The tree of angels greeted him.
He recoiled from the winged multitude.
Then he realized that this evergreen featured not a single shiny ornament from which an evil other-dimensional entity could pass into this world or watch from another.
Indeed, the dangling angels seemed to suggest that here was a protected place, true sanctuary.
Throughout the massive chamber, the decorative urns and pots and amphorae and figurines were either Wedgwood basalts with Empire-period themes or Han Dynasty porcelains. The basalts were all matte-finish black, not shiny. Two thousand years had worn the luster from the glaze on the Han pieces, and Fric had no concern that an ancient figure of a horse or a water jar made before the birth of Christ might serve as a peephole through which he could be watched by some wicked creature in a neighboring dimension.

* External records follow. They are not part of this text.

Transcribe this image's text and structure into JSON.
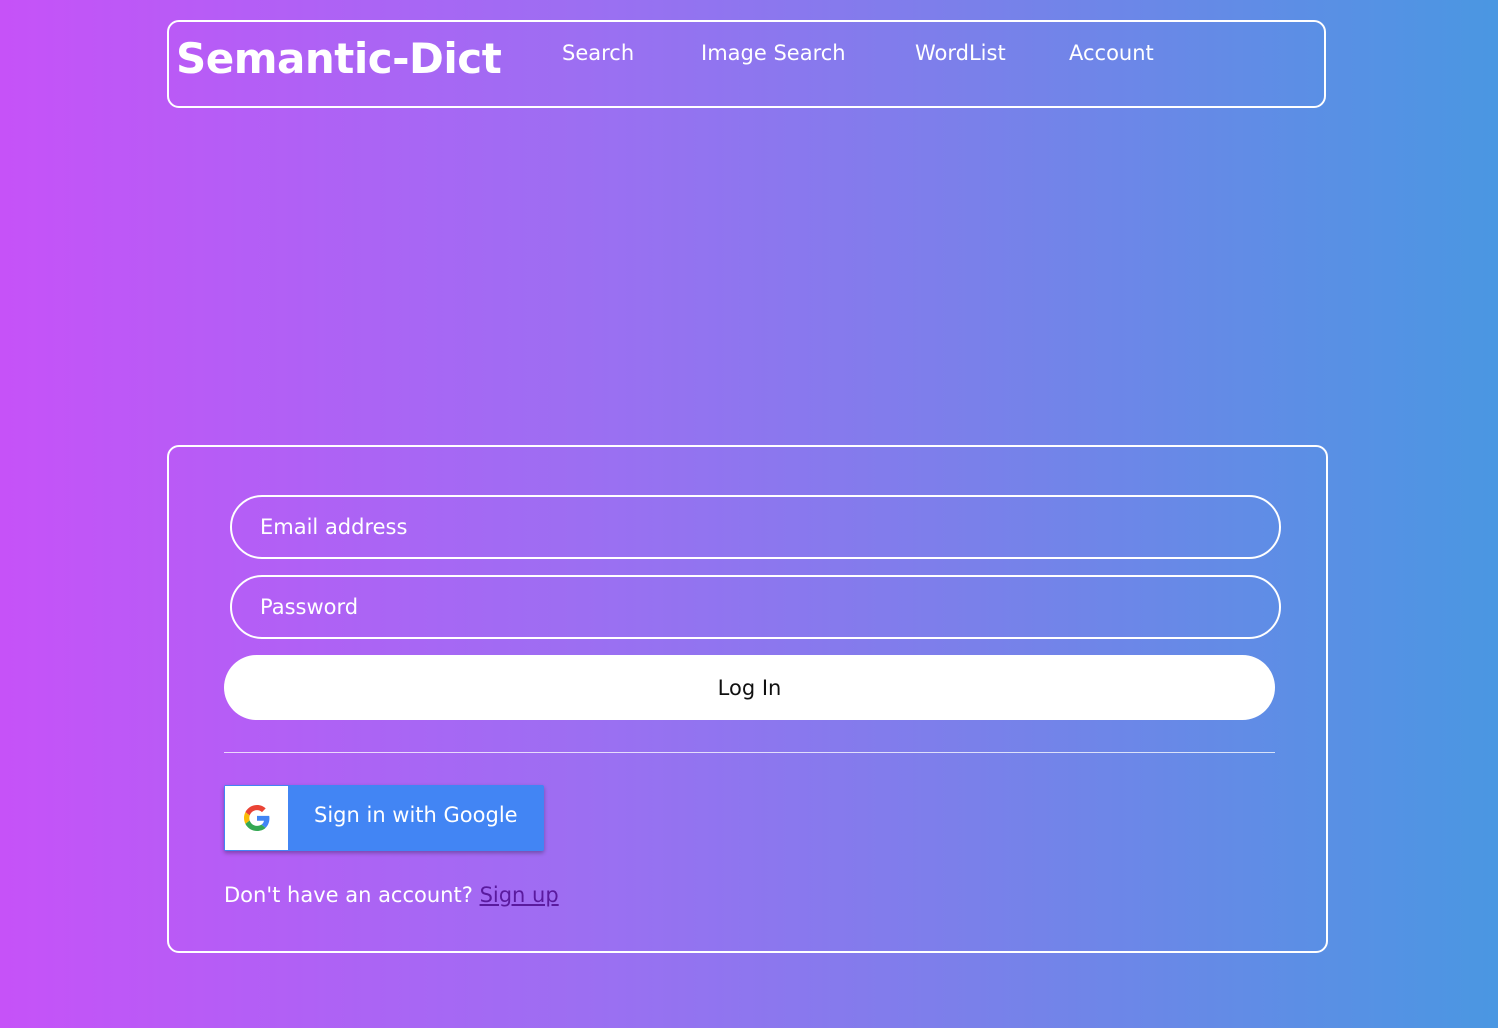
{
  "header": {
    "brand": "Semantic-Dict",
    "nav": {
      "search": "Search",
      "image_search": "Image Search",
      "wordlist": "WordList",
      "account": "Account"
    }
  },
  "login": {
    "email_placeholder": "Email address",
    "password_placeholder": "Password",
    "login_label": "Log In",
    "google_label": "Sign in with Google",
    "signup_prompt": "Don't have an account?",
    "signup_link": "Sign up"
  },
  "colors": {
    "gradient_start": "#c652f8",
    "gradient_end": "#4a97e2",
    "google_blue": "#4285f4",
    "signup_link": "#5a1a9e"
  },
  "icons": {
    "google": "google-g-icon"
  }
}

At the back of the library, a door led to a powder room. Using a straight-backed chair, Fric wedged this door securely shut without daring to open it, for above the sink in the powder room, a mirror waited.
This sensible precaution presented a minor problem easily resolved. He had to pee, so he relieved himself in a potted palm.
Always he washed his hands after toileting. This time he would have to risk contamination, disease, and plague.
At least twenty potted palms were distributed throughout the big room. He made a point of remembering which one he had sprinkled, to avoid killing off the entire library rainforest.
He returned to the conversation area nearest the Christmas tree and the battalion of sentinel angels. Surely this was a safe place.
The arrangement of armchairs and footstools included a sofa. Fric was about to stretch out on this makeshift bed when the silence gave way to a cheerful child-pleasing sound suitable for the nursery or the bedrooms of younger children.
Ooodelee-ooodelee-oo.
The telephone stood on a piece of furniture that Mrs. McBee referred to as an “escritoire,” but which was still a writing desk to Fric. He stood beside it, watching the signal light flutter at his private
line each time that the phone rang.
Ooodelee-ooodelee-oo.
He expected Mr. Truman to answer the call by the third ring.
Ooodelee-ooodelee-oo.
Mr. Truman didn’t respond.
The phone rang a fourth time. A fifth.
The voice-mail system didn’t take the call, either.
Six rings. Seven.
Fric refused to pick up the handset.
Ooodelee-ooodelee-oo.
In his apartment, Ethan had retrieved the six black-box items from a cabinet and had arranged them on his desk in the order that they had been received.
He had switched off the computer.
The phone was near at hand, where he could intercept calls to Fric should that line in fact ring, and where he would notice the indicator light on Line 24 if it signaled additional incoming calls. Traffic on this messages-from-the-dead line seemed to be increasing, which disturbed him for reasons he could not articulate, and he wanted to keep an eye on the situation.
Sitting in his desk chair with a can of Coke, he considered the elements of the riddle.
The small jar containing twenty-two dead ladybugs. Hippodamia convergens, of the family Coccinellidae.
Another, larger jar into which he had transferred the ten dead snails. An uglier sight by the day.
A pickle-relish jar holding nine foreskins in formaldehyde. The tenth had been destroyed by the lab in the process of analysis.
The closed drapes muffled the snap of rain on glass, the threat of wind enraged.
Beetles, snails, foreskins…
For some reason, Ethan’s attention drifted to the phone, though it hadn’t rung. No indicator light burned on Line 24 or on any of the first twenty-three.
He tipped the Coke can, took a swallow.